Ao longo dos últimos anos fomos apresentados a essa nova “entidade” controladora de nossas vidas: Vossa Excelência, o algoritmo. Ele se transformou numa espécie de fatalidade, de destino. A promessa é mais ou menos a seguinte: entendendo quem você é, conhecendo seus hábitos e suas buscas, empresas, políticos e “movimentos” se tornam cada vez mais eficientes na tarefa de antecipar o seu desejo ou, no pior cenário, manipulá-lo.
O subtexto é simples: você é uma pessoa risivelmente previsível. O algoritmo seria apenas o mapa da sua previsibilidade. Eu sei o que você fez no verão passado e aposto que saberei (dado que você não é lá uma pessoa muito surpreendente) o que pessoas “do seu tipo” vão fazer no verão seguinte. Darwin mostrou que dois lagartos idênticos, separados e vivendo em ilhas apartadas, tomam caminhos evolutivos completamente distintos para se adaptar a meios diferentes. Se substituirmos “ilha” por “bolha”, veremos que, tais como os lagartos de galápagos, tendemos a nos parecer cada vez mais com os répteis da nossa ilha e nos distinguir dos irmãos lagartos da ilha ao lado. Talvez passemos até a devorar o outrora nosso parente na primeira oportunidade. O problema com a previsibilidade é que ela nos torna criaturas desinteressantes.
Os biomas mais ricos são os mais diversos. A Amazônia é mais rica do que o Saara em função de sua diversidade de fauna, flora, minerais, variações climáticas, rios etc. Restrito ao algoritmo, você aos poucos se transforma num deserto de ideias e passa representar fielmente o estereótipo da sua ilha: um lagarto típico. Regina Casé costuma dizer em suas palestras que é o terror dos algoritmos. Por quê? Porque suas amizades e interesses abrangem leques de gente tão amplos que dificilmente se encontrariam para tomar um chope. Regina funciona como uma espécie de elo entre as ilhas. O algoritmo pira com Regina Casé porque ela não respeita a geografia bem demarcadinha das ilhas e das bolhas. Regina Casé é amazônica! Na década de 1970, o neurocientista Paul MacLean apresentou a teoria do cérebro dividido em três unidades, que seriam na verdade três camadas históricas. A camada mais recente seria o neocortex, responsável pelas funções executivas, pelo pensamento abstrato e pela inventividade; a camada intermediária seria o sistema límbico, o cérebro dos mamíferos, responsável pela afetividade; e a camada mais arcaica, o cérebro reptiliano (que compartilhamos com os répteis), responsável pelas respostas instintivas e emoções mais primárias: agressividade, falta de empatia, raiva e medo.
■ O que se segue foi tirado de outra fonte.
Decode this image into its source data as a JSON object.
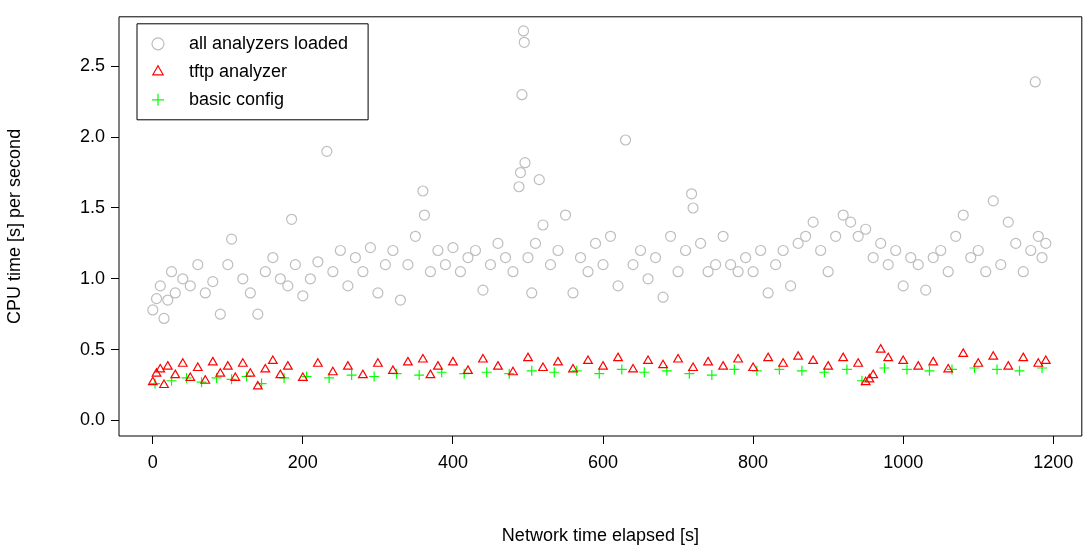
{
  "chart_data": {
    "type": "scatter",
    "xlabel": "Network time elapsed [s]",
    "ylabel": "CPU time [s] per second",
    "xlim": [
      -45,
      1238
    ],
    "ylim": [
      -0.11,
      2.85
    ],
    "xticks": [
      0,
      200,
      400,
      600,
      800,
      1000,
      1200
    ],
    "yticks": [
      {
        "value": 0,
        "label": "0.0"
      },
      {
        "value": 0.5,
        "label": "0.5"
      },
      {
        "value": 1,
        "label": "1.0"
      },
      {
        "value": 1.5,
        "label": "1.5"
      },
      {
        "value": 2,
        "label": "2.0"
      },
      {
        "value": 2.5,
        "label": "2.5"
      }
    ],
    "grid": false,
    "legend": "top left",
    "series": [
      {
        "name": "all analyzers loaded",
        "color": "#bebebe",
        "marker": "circle",
        "x": [
          0,
          5,
          10,
          15,
          20,
          25,
          30,
          40,
          50,
          60,
          70,
          80,
          90,
          100,
          105,
          120,
          130,
          140,
          150,
          160,
          170,
          180,
          185,
          190,
          200,
          210,
          220,
          232,
          240,
          250,
          260,
          270,
          280,
          290,
          300,
          310,
          320,
          330,
          340,
          350,
          360,
          362,
          370,
          380,
          390,
          400,
          410,
          420,
          430,
          440,
          450,
          460,
          470,
          480,
          488,
          490,
          492,
          494,
          495,
          496,
          500,
          505,
          510,
          515,
          520,
          530,
          540,
          550,
          560,
          570,
          580,
          590,
          600,
          610,
          620,
          630,
          640,
          650,
          660,
          670,
          680,
          690,
          700,
          710,
          718,
          720,
          730,
          740,
          750,
          760,
          770,
          780,
          790,
          800,
          810,
          820,
          830,
          840,
          850,
          860,
          870,
          880,
          890,
          900,
          910,
          920,
          930,
          940,
          950,
          960,
          970,
          980,
          990,
          1000,
          1010,
          1020,
          1030,
          1040,
          1050,
          1060,
          1070,
          1080,
          1090,
          1100,
          1110,
          1120,
          1130,
          1140,
          1150,
          1160,
          1170,
          1176,
          1180,
          1185,
          1190
        ],
        "values": [
          0.78,
          0.86,
          0.95,
          0.72,
          0.85,
          1.05,
          0.9,
          1.0,
          0.95,
          1.1,
          0.9,
          0.98,
          0.75,
          1.1,
          1.28,
          1.0,
          0.9,
          0.75,
          1.05,
          1.15,
          1.0,
          0.95,
          1.42,
          1.1,
          0.88,
          1.0,
          1.12,
          1.9,
          1.05,
          1.2,
          0.95,
          1.15,
          1.05,
          1.22,
          0.9,
          1.1,
          1.2,
          0.85,
          1.1,
          1.3,
          1.62,
          1.45,
          1.05,
          1.2,
          1.1,
          1.22,
          1.05,
          1.15,
          1.2,
          0.92,
          1.1,
          1.25,
          1.15,
          1.05,
          1.65,
          1.75,
          2.3,
          2.75,
          2.67,
          1.82,
          1.15,
          0.9,
          1.25,
          1.7,
          1.38,
          1.1,
          1.2,
          1.45,
          0.9,
          1.15,
          1.05,
          1.25,
          1.1,
          1.3,
          0.95,
          1.98,
          1.1,
          1.2,
          1.0,
          1.15,
          0.87,
          1.3,
          1.05,
          1.2,
          1.6,
          1.5,
          1.25,
          1.05,
          1.1,
          1.3,
          1.1,
          1.05,
          1.15,
          1.05,
          1.2,
          0.9,
          1.1,
          1.2,
          0.95,
          1.25,
          1.3,
          1.4,
          1.2,
          1.05,
          1.3,
          1.45,
          1.4,
          1.3,
          1.35,
          1.15,
          1.25,
          1.1,
          1.2,
          0.95,
          1.15,
          1.1,
          0.92,
          1.15,
          1.2,
          1.05,
          1.3,
          1.45,
          1.15,
          1.2,
          1.05,
          1.55,
          1.1,
          1.4,
          1.25,
          1.05,
          1.2,
          2.39,
          1.3,
          1.15,
          1.25
        ]
      },
      {
        "name": "tftp analyzer",
        "color": "#ff0000",
        "marker": "triangle",
        "x": [
          0,
          5,
          10,
          15,
          20,
          30,
          40,
          50,
          60,
          70,
          80,
          90,
          100,
          110,
          120,
          130,
          140,
          150,
          160,
          170,
          180,
          200,
          220,
          240,
          260,
          280,
          300,
          320,
          340,
          360,
          370,
          380,
          400,
          420,
          440,
          460,
          480,
          500,
          520,
          540,
          560,
          580,
          600,
          620,
          640,
          660,
          680,
          700,
          720,
          740,
          760,
          780,
          800,
          820,
          840,
          860,
          880,
          900,
          920,
          940,
          950,
          955,
          960,
          970,
          980,
          1000,
          1020,
          1040,
          1060,
          1080,
          1100,
          1120,
          1140,
          1160,
          1180,
          1190
        ],
        "values": [
          0.27,
          0.33,
          0.36,
          0.25,
          0.38,
          0.32,
          0.4,
          0.3,
          0.37,
          0.28,
          0.41,
          0.33,
          0.38,
          0.3,
          0.4,
          0.33,
          0.24,
          0.36,
          0.42,
          0.32,
          0.38,
          0.3,
          0.4,
          0.34,
          0.38,
          0.32,
          0.4,
          0.35,
          0.41,
          0.43,
          0.32,
          0.38,
          0.41,
          0.35,
          0.43,
          0.38,
          0.34,
          0.44,
          0.37,
          0.41,
          0.36,
          0.42,
          0.38,
          0.44,
          0.36,
          0.42,
          0.39,
          0.43,
          0.37,
          0.41,
          0.38,
          0.43,
          0.37,
          0.44,
          0.4,
          0.45,
          0.42,
          0.38,
          0.44,
          0.4,
          0.27,
          0.29,
          0.32,
          0.5,
          0.44,
          0.42,
          0.38,
          0.41,
          0.36,
          0.47,
          0.4,
          0.45,
          0.38,
          0.44,
          0.4,
          0.42
        ]
      },
      {
        "name": "basic config",
        "color": "#00ff00",
        "marker": "cross",
        "x": [
          3,
          25,
          45,
          65,
          85,
          105,
          125,
          145,
          175,
          205,
          235,
          265,
          295,
          325,
          355,
          385,
          415,
          445,
          475,
          505,
          535,
          565,
          595,
          625,
          655,
          685,
          715,
          745,
          775,
          805,
          835,
          865,
          895,
          925,
          945,
          975,
          1005,
          1035,
          1065,
          1095,
          1125,
          1155,
          1185
        ],
        "values": [
          0.26,
          0.28,
          0.3,
          0.27,
          0.3,
          0.29,
          0.31,
          0.26,
          0.3,
          0.31,
          0.3,
          0.32,
          0.31,
          0.33,
          0.32,
          0.34,
          0.33,
          0.34,
          0.33,
          0.35,
          0.34,
          0.35,
          0.33,
          0.36,
          0.34,
          0.35,
          0.33,
          0.32,
          0.36,
          0.35,
          0.36,
          0.35,
          0.34,
          0.36,
          0.28,
          0.37,
          0.36,
          0.35,
          0.36,
          0.37,
          0.36,
          0.35,
          0.37
        ]
      }
    ]
  }
}
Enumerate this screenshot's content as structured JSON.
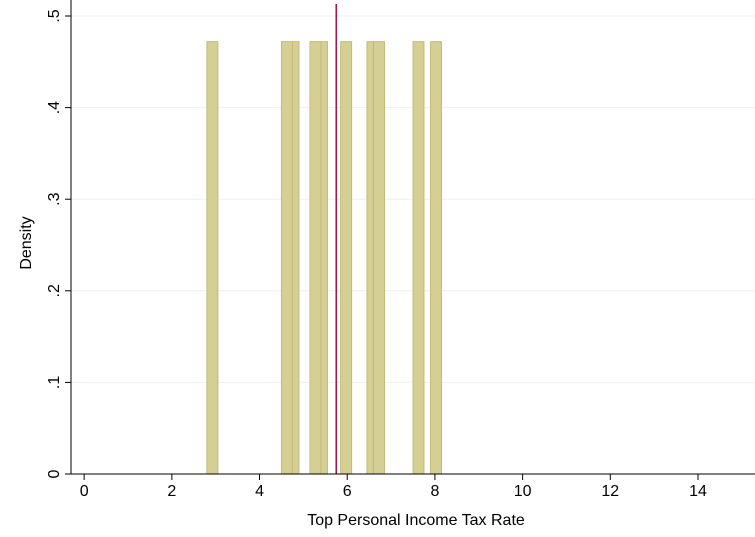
{
  "chart_data": {
    "type": "bar",
    "title": "",
    "xlabel": "Top Personal Income Tax Rate",
    "ylabel": "Density",
    "xlim": [
      -0.3,
      15.3
    ],
    "ylim": [
      0,
      0.5
    ],
    "x_ticks": [
      0,
      2,
      4,
      6,
      8,
      10,
      12,
      14
    ],
    "x_tick_labels": [
      "0",
      "2",
      "4",
      "6",
      "8",
      "10",
      "12",
      "14"
    ],
    "y_ticks": [
      0,
      0.1,
      0.2,
      0.3,
      0.4,
      0.5
    ],
    "y_tick_labels": [
      "0",
      ".1",
      ".2",
      ".3",
      ".4",
      ".5"
    ],
    "grid": true,
    "bars": [
      {
        "x_start": 2.8,
        "x_end": 3.05,
        "density": 0.472
      },
      {
        "x_start": 4.5,
        "x_end": 4.75,
        "density": 0.472
      },
      {
        "x_start": 4.75,
        "x_end": 4.9,
        "density": 0.472
      },
      {
        "x_start": 5.15,
        "x_end": 5.4,
        "density": 0.472
      },
      {
        "x_start": 5.4,
        "x_end": 5.55,
        "density": 0.472
      },
      {
        "x_start": 5.85,
        "x_end": 6.1,
        "density": 0.472
      },
      {
        "x_start": 6.45,
        "x_end": 6.6,
        "density": 0.472
      },
      {
        "x_start": 6.6,
        "x_end": 6.85,
        "density": 0.472
      },
      {
        "x_start": 7.5,
        "x_end": 7.75,
        "density": 0.472
      },
      {
        "x_start": 7.9,
        "x_end": 8.15,
        "density": 0.472
      }
    ],
    "reference_line": {
      "x": 5.75
    },
    "colors": {
      "bar_fill": "#d6cf94",
      "bar_edge": "#c4bb78",
      "reference_line": "#9b1c4e",
      "grid": "#eaf0f4",
      "axis": "#000000"
    }
  }
}
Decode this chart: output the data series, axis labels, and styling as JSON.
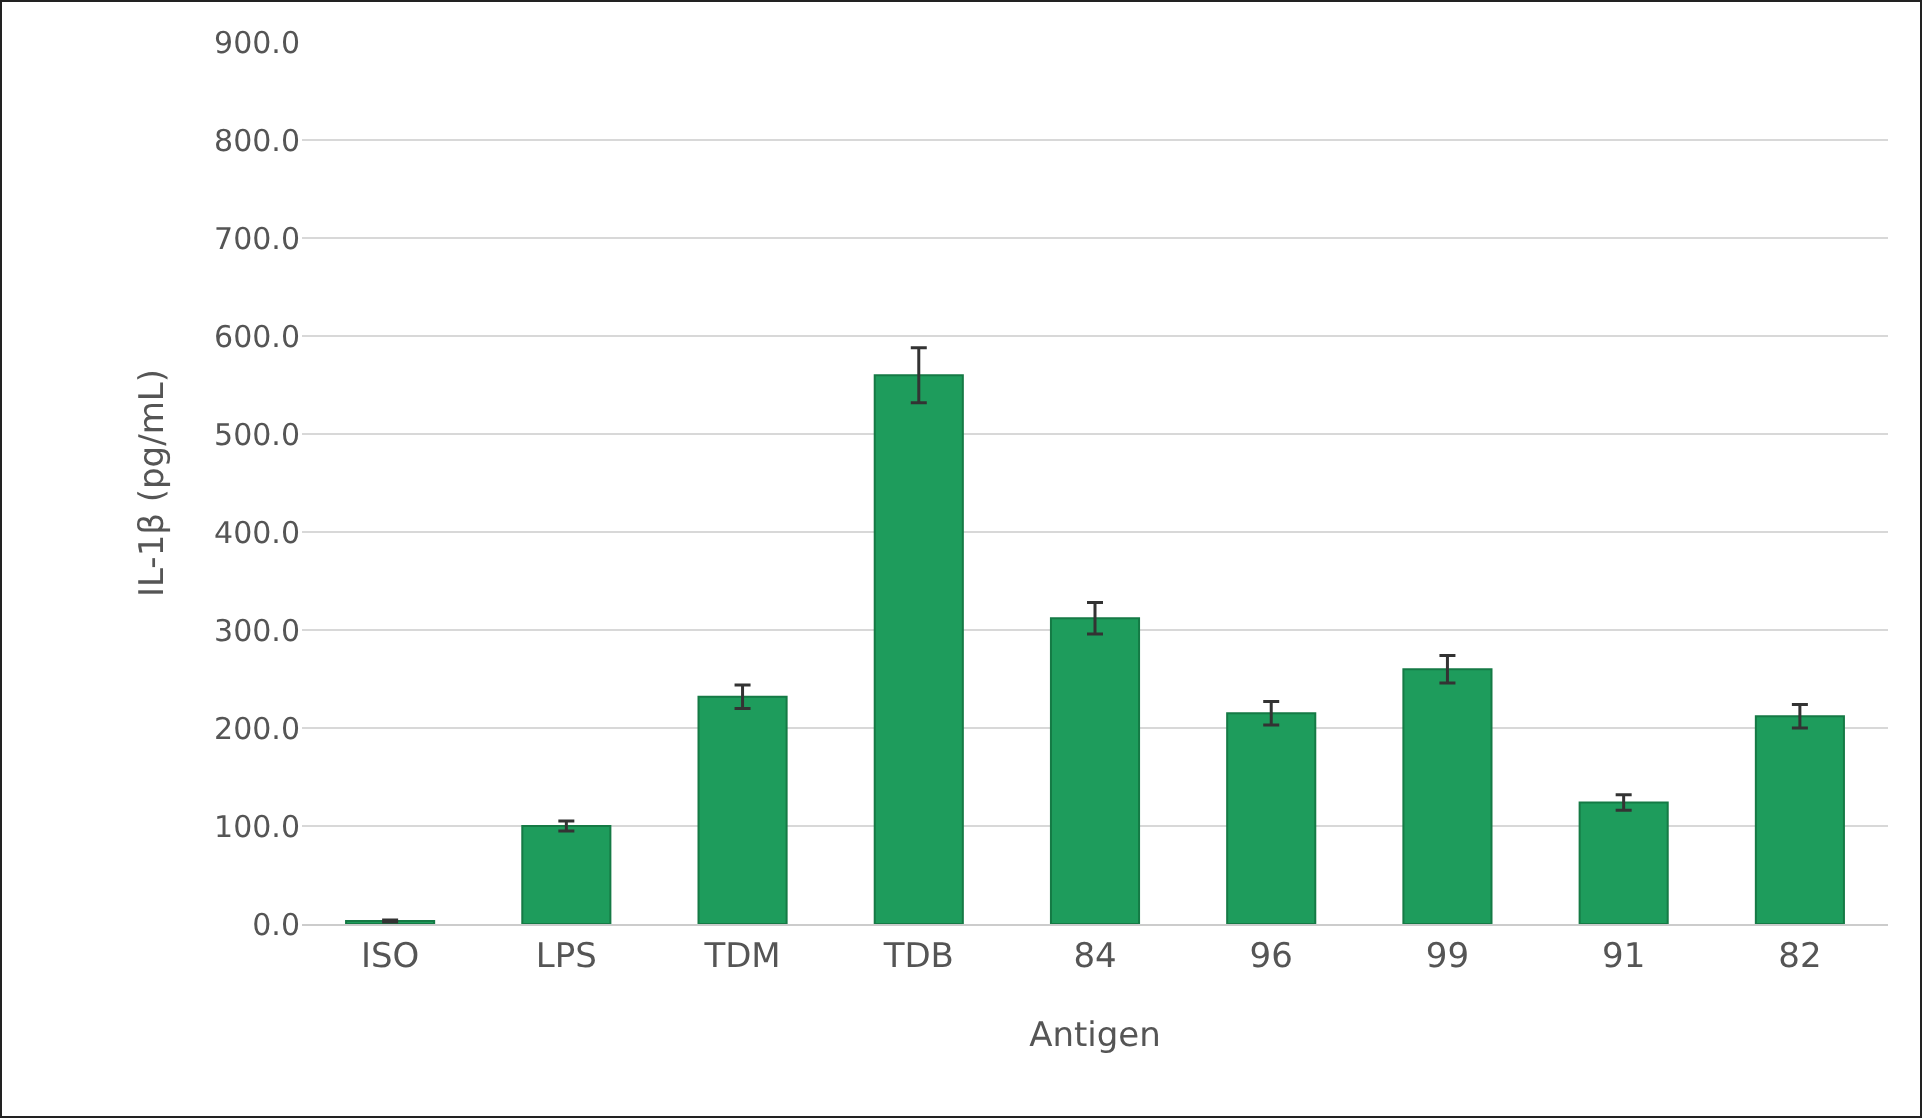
{
  "chart_data": {
    "type": "bar",
    "xlabel": "Antigen",
    "ylabel": "IL-1β (pg/mL)",
    "categories": [
      "ISO",
      "LPS",
      "TDM",
      "TDB",
      "84",
      "96",
      "99",
      "91",
      "82"
    ],
    "values": [
      3,
      100,
      232,
      560,
      312,
      215,
      260,
      124,
      212
    ],
    "errors": [
      1,
      5,
      12,
      28,
      16,
      12,
      14,
      8,
      12
    ],
    "color": "#1e9c5c",
    "ylim": [
      0,
      900
    ],
    "yticks": [
      {
        "value": 0,
        "label": "0.0"
      },
      {
        "value": 100,
        "label": "100.0"
      },
      {
        "value": 200,
        "label": "200.0"
      },
      {
        "value": 300,
        "label": "300.0"
      },
      {
        "value": 400,
        "label": "400.0"
      },
      {
        "value": 500,
        "label": "500.0"
      },
      {
        "value": 600,
        "label": "600.0"
      },
      {
        "value": 700,
        "label": "700.0"
      },
      {
        "value": 800,
        "label": "800.0"
      },
      {
        "value": 900,
        "label": "900.0"
      }
    ],
    "grid": "y"
  }
}
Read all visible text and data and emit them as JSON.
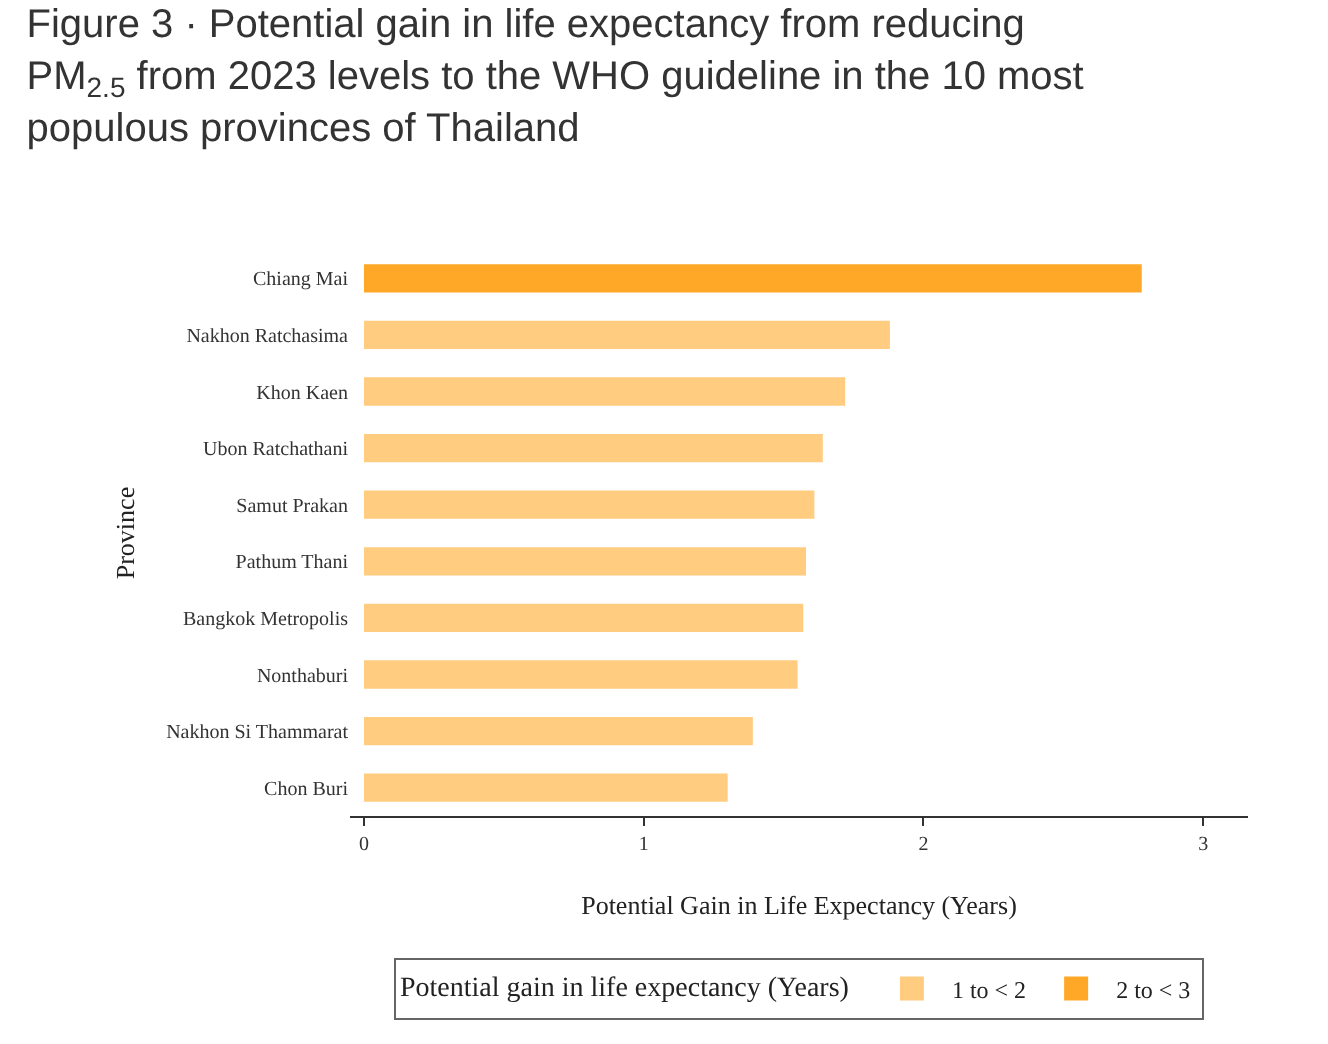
{
  "chart_data": {
    "type": "bar",
    "orientation": "horizontal",
    "title": "Figure 3 · Potential gain in life expectancy from reducing PM$_{2.5}$ from 2023 levels to the WHO guideline in the 10 most populous provinces of Thailand",
    "xlabel": "Potential Gain in Life Expectancy (Years)",
    "ylabel": "Province",
    "legend_title": "Potential gain in life expectancy (Years)",
    "categories": [
      "Chiang Mai",
      "Nakhon Ratchasima",
      "Khon Kaen",
      "Ubon Ratchathani",
      "Samut Prakan",
      "Pathum Thani",
      "Bangkok Metropolis",
      "Nonthaburi",
      "Nakhon Si Thammarat",
      "Chon Buri"
    ],
    "series": [
      {
        "name": "1 to < 2",
        "color": "#ffcc80",
        "values": [
          null,
          1.88,
          1.72,
          1.64,
          1.61,
          1.58,
          1.57,
          1.55,
          1.39,
          1.3
        ]
      },
      {
        "name": "2 to < 3",
        "color": "#ffa726",
        "values": [
          2.78,
          null,
          null,
          null,
          null,
          null,
          null,
          null,
          null,
          null
        ]
      }
    ],
    "xlim": [
      -0.05,
      3.16
    ],
    "xticks": [
      0,
      1,
      2,
      3
    ],
    "grid": false,
    "legend": "bottom"
  }
}
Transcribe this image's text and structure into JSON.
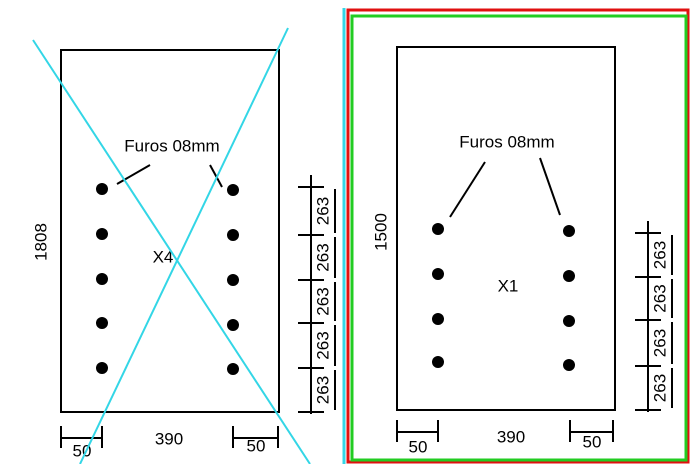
{
  "left": {
    "label": "Furos  08mm",
    "height": "1808",
    "quantity": "X4",
    "width": "390",
    "margins": [
      "50",
      "50"
    ],
    "spacings": [
      "263",
      "263",
      "263",
      "263",
      "263"
    ]
  },
  "right": {
    "label": "Furos  08mm",
    "height": "1500",
    "quantity": "X1",
    "width": "390",
    "margins": [
      "50",
      "50"
    ],
    "spacings": [
      "263",
      "263",
      "263",
      "263"
    ]
  }
}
Desconfio que aprisionados em nossas ilhas, nos comportemos cada vez mais como répteis, destilando emoções primárias e nos distanciando da capacidade de gerar as pontes afetivas dos mamíferos e embotando definitivamente a inventividade e capacidade de pensamento lógico do neocortex demasiadamente humano. Os lagartos ilhados tornam-se neofóbicos: toda diferença e novidade é encarada como ameaça. Na “bolha” agimos como animais de sangue frio. O algoritmo é ilha que esfria nosso sangue e desumaniza porque reforça o réptil em nós. Então, aproveitando que o ano apenas começa, sejamos mais amazônicos e menos desérticos. Sejamos mais humanos e menos répteis frios. Sejamos menos previsíveis e mais interessantes! Vamos enlouquecer os algoritmos com mais improbabilidades, experimentando mais, convivendo mais, destruindo muros, construindo pontes. Desalgoritme-se!